Monitoring a Binance account, read-only
You can watch a Binance account with Chartping using a view-only API key — it reads equity, margin and positions and warns you, but can't trade or withdraw. Here's how that works.
You can put a Binance account under watch with Chartping using a read-only API key: it reads your equity, margin and open positions and warns you as you approach the limits you set — and it can't place an order or move a coin. This is a plain-language explainer, not advice.
A read-only API key, nothing more
You create a view-only API key inside Binance, with trading and withdrawals left disabled, and paste it into Chartping. Binance is one of the exchanges where Chartping can prove a key's scope at connect — so if the key can trade or withdraw, it's rejected and never stored. The same holds for Bybit and Deribit. Keys are encrypted at rest (AES-GCM), and Chartping exposes no order or withdrawal endpoint of its own, so it couldn't act on your account even if it wanted to. More on the model on the read-only API keys page.
What it watches on an exchange account
Every snapshot, Chartping reads your account state — equity, margin level, margin usage, leverage and open positions — and checks it against your rules: daily loss, drawdown-from-peak and margin level, each with an early-warning threshold. Exchange accounts add four advanced controls on Pro — leverage, margin usage, concentration and equity floor. You set every number; Chartping never suggests one.
How the warnings reach you
As you approach a threshold you get an early warning; on a breach, a critical alert — by mobile push, SMS, a voice call or a signed webhook to Discord, Telegram, Slack or your own backend. Monitoring is snapshot-based and near-real-time, not tick-by-tick, and alerts are best-effort. If the connection drops, you get a fail-loud “monitoring stopped” alert rather than silence.
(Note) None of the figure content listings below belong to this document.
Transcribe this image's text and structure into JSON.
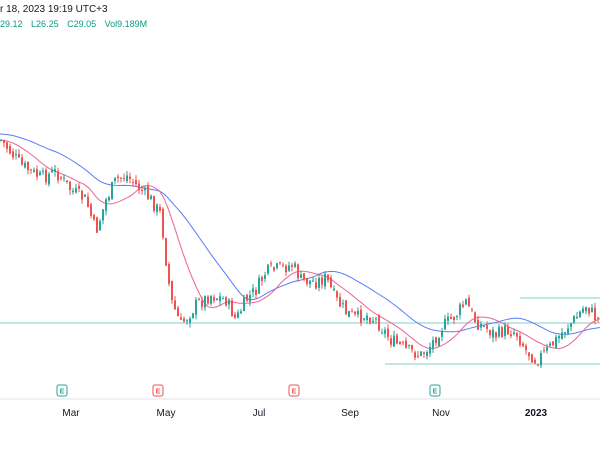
{
  "header": {
    "timestamp": "r 18, 2023 19:19 UTC+3",
    "ohlc": [
      "29.12",
      "L26.25",
      "C29.05",
      "Vol9.189M"
    ]
  },
  "chart_data": {
    "type": "candlestick",
    "x_ticks": [
      "Mar",
      "May",
      "Jul",
      "Sep",
      "Nov",
      "2023"
    ],
    "earnings_markers": [
      {
        "label": "E",
        "type": "neutral"
      },
      {
        "label": "E",
        "type": "negative"
      },
      {
        "label": "E",
        "type": "negative"
      },
      {
        "label": "E",
        "type": "neutral"
      }
    ],
    "horizontal_levels": [
      "support",
      "resistance",
      "lower-support"
    ],
    "colors": {
      "up": "#26a69a",
      "down": "#ef5350",
      "ma_fast": "#f06292",
      "ma_slow": "#5c7cfa",
      "level": "#7fd1c8",
      "axis_text": "#131722"
    }
  }
}
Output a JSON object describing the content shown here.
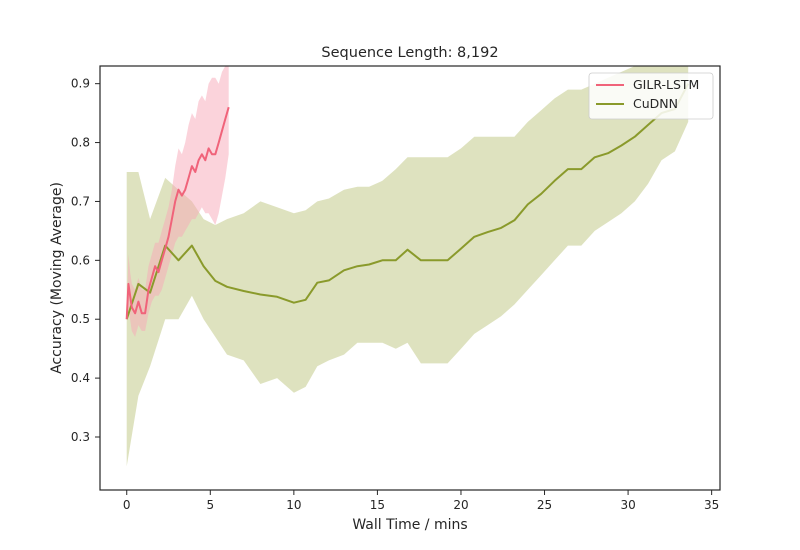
{
  "chart_data": {
    "type": "line",
    "title": "Sequence Length: 8,192",
    "xlabel": "Wall Time / mins",
    "ylabel": "Accuracy (Moving Average)",
    "xlim": [
      -1.6,
      35.5
    ],
    "ylim": [
      0.21,
      0.93
    ],
    "xticks": [
      0,
      5,
      10,
      15,
      20,
      25,
      30,
      35
    ],
    "yticks": [
      0.3,
      0.4,
      0.5,
      0.6,
      0.7,
      0.8,
      0.9
    ],
    "grid": false,
    "legend_position": "top-right",
    "series": [
      {
        "name": "GILR-LSTM",
        "color": "#f0637a",
        "band_color": "#f7a7b8",
        "x": [
          0,
          0.1,
          0.2,
          0.3,
          0.5,
          0.7,
          0.9,
          1.1,
          1.3,
          1.5,
          1.7,
          1.9,
          2.1,
          2.3,
          2.5,
          2.7,
          2.9,
          3.1,
          3.3,
          3.5,
          3.7,
          3.9,
          4.1,
          4.3,
          4.5,
          4.7,
          4.9,
          5.1,
          5.3,
          5.5,
          5.7,
          5.9,
          6.1
        ],
        "y": [
          0.5,
          0.56,
          0.54,
          0.52,
          0.51,
          0.53,
          0.51,
          0.51,
          0.55,
          0.57,
          0.59,
          0.58,
          0.6,
          0.62,
          0.64,
          0.67,
          0.7,
          0.72,
          0.71,
          0.72,
          0.74,
          0.76,
          0.75,
          0.77,
          0.78,
          0.77,
          0.79,
          0.78,
          0.78,
          0.8,
          0.82,
          0.84,
          0.86
        ],
        "lower": [
          0.5,
          0.52,
          0.5,
          0.48,
          0.47,
          0.49,
          0.48,
          0.48,
          0.51,
          0.53,
          0.54,
          0.54,
          0.55,
          0.57,
          0.59,
          0.61,
          0.63,
          0.64,
          0.64,
          0.65,
          0.66,
          0.67,
          0.67,
          0.68,
          0.69,
          0.68,
          0.68,
          0.67,
          0.66,
          0.68,
          0.71,
          0.74,
          0.78
        ],
        "upper": [
          0.5,
          0.61,
          0.58,
          0.56,
          0.55,
          0.57,
          0.55,
          0.55,
          0.59,
          0.61,
          0.63,
          0.63,
          0.65,
          0.67,
          0.69,
          0.72,
          0.76,
          0.79,
          0.78,
          0.8,
          0.83,
          0.85,
          0.84,
          0.87,
          0.88,
          0.87,
          0.9,
          0.91,
          0.91,
          0.9,
          0.92,
          0.93,
          0.94
        ]
      },
      {
        "name": "CuDNN",
        "color": "#8a9a2b",
        "band_color": "#c8cf95",
        "x": [
          0,
          0.7,
          1.4,
          2.3,
          3.1,
          3.9,
          4.6,
          5.3,
          6.0,
          7.0,
          8.0,
          9.0,
          10.0,
          10.7,
          11.4,
          12.1,
          13.0,
          13.8,
          14.5,
          15.3,
          16.1,
          16.8,
          17.6,
          18.4,
          19.2,
          20.0,
          20.8,
          21.6,
          22.4,
          23.2,
          24.0,
          24.8,
          25.6,
          26.4,
          27.2,
          28.0,
          28.8,
          29.6,
          30.4,
          31.2,
          32.0,
          32.8,
          33.6
        ],
        "y": [
          0.5,
          0.56,
          0.545,
          0.625,
          0.6,
          0.625,
          0.59,
          0.565,
          0.555,
          0.548,
          0.542,
          0.538,
          0.528,
          0.533,
          0.562,
          0.566,
          0.583,
          0.59,
          0.593,
          0.6,
          0.6,
          0.618,
          0.6,
          0.6,
          0.6,
          0.62,
          0.64,
          0.648,
          0.655,
          0.668,
          0.695,
          0.713,
          0.735,
          0.755,
          0.755,
          0.775,
          0.782,
          0.795,
          0.81,
          0.83,
          0.85,
          0.857,
          0.9
        ],
        "lower": [
          0.25,
          0.37,
          0.42,
          0.5,
          0.5,
          0.54,
          0.5,
          0.47,
          0.44,
          0.43,
          0.39,
          0.4,
          0.375,
          0.385,
          0.42,
          0.43,
          0.44,
          0.46,
          0.46,
          0.46,
          0.45,
          0.46,
          0.425,
          0.425,
          0.425,
          0.45,
          0.475,
          0.49,
          0.505,
          0.525,
          0.55,
          0.575,
          0.6,
          0.625,
          0.625,
          0.65,
          0.665,
          0.68,
          0.7,
          0.73,
          0.77,
          0.785,
          0.835
        ],
        "upper": [
          0.75,
          0.75,
          0.67,
          0.74,
          0.72,
          0.7,
          0.67,
          0.66,
          0.67,
          0.68,
          0.7,
          0.69,
          0.68,
          0.685,
          0.7,
          0.705,
          0.72,
          0.725,
          0.725,
          0.735,
          0.755,
          0.775,
          0.775,
          0.775,
          0.775,
          0.79,
          0.81,
          0.81,
          0.81,
          0.81,
          0.835,
          0.855,
          0.875,
          0.89,
          0.89,
          0.9,
          0.91,
          0.92,
          0.93,
          0.93,
          0.93,
          0.93,
          0.93
        ]
      }
    ]
  }
}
If a key ever gains trade rights
On the exchanges where scope is provable — Binance, Bybit and Deribit — a key that later gains trade or withdrawal rights stops the connection. Read-only isn't just checked once at setup; it's the standing condition for staying connected.
Beyond Binance
The same read-only approach covers 13 exchanges and brokers. Where scope can't be proven (OKX, Kraken, KuCoin and others) the key is accepted but hard-flagged, and Chartping still exposes no order or withdrawal path; broker tokens (OANDA, Alpaca, Tradier) are used strictly read-only; and Hyperliquid needs no key at all — it's watched from your public wallet address. See exchange & crypto account monitoring for the full list, or watch several accounts at once. It never trades.
Frequently asked
Does Chartping place trades on Binance?
No. Chartping connects with a read-only API key and exposes no order path at all. On Binance it proves the key's scope at connect and rejects any key that can trade or withdraw, so it can only read your account.
Do I have to give Chartping my Binance password?
Never. You create a view-only API key inside Binance yourself, with trading and withdrawals left off. Your Binance login and password never touch Chartping.
Can Chartping withdraw from my Binance account?
No. It has no withdrawal path, and on Binance a withdrawal-enabled key is rejected at connect. Keys are encrypted at rest (AES-GCM), and if a key later gains trade rights the connection stops.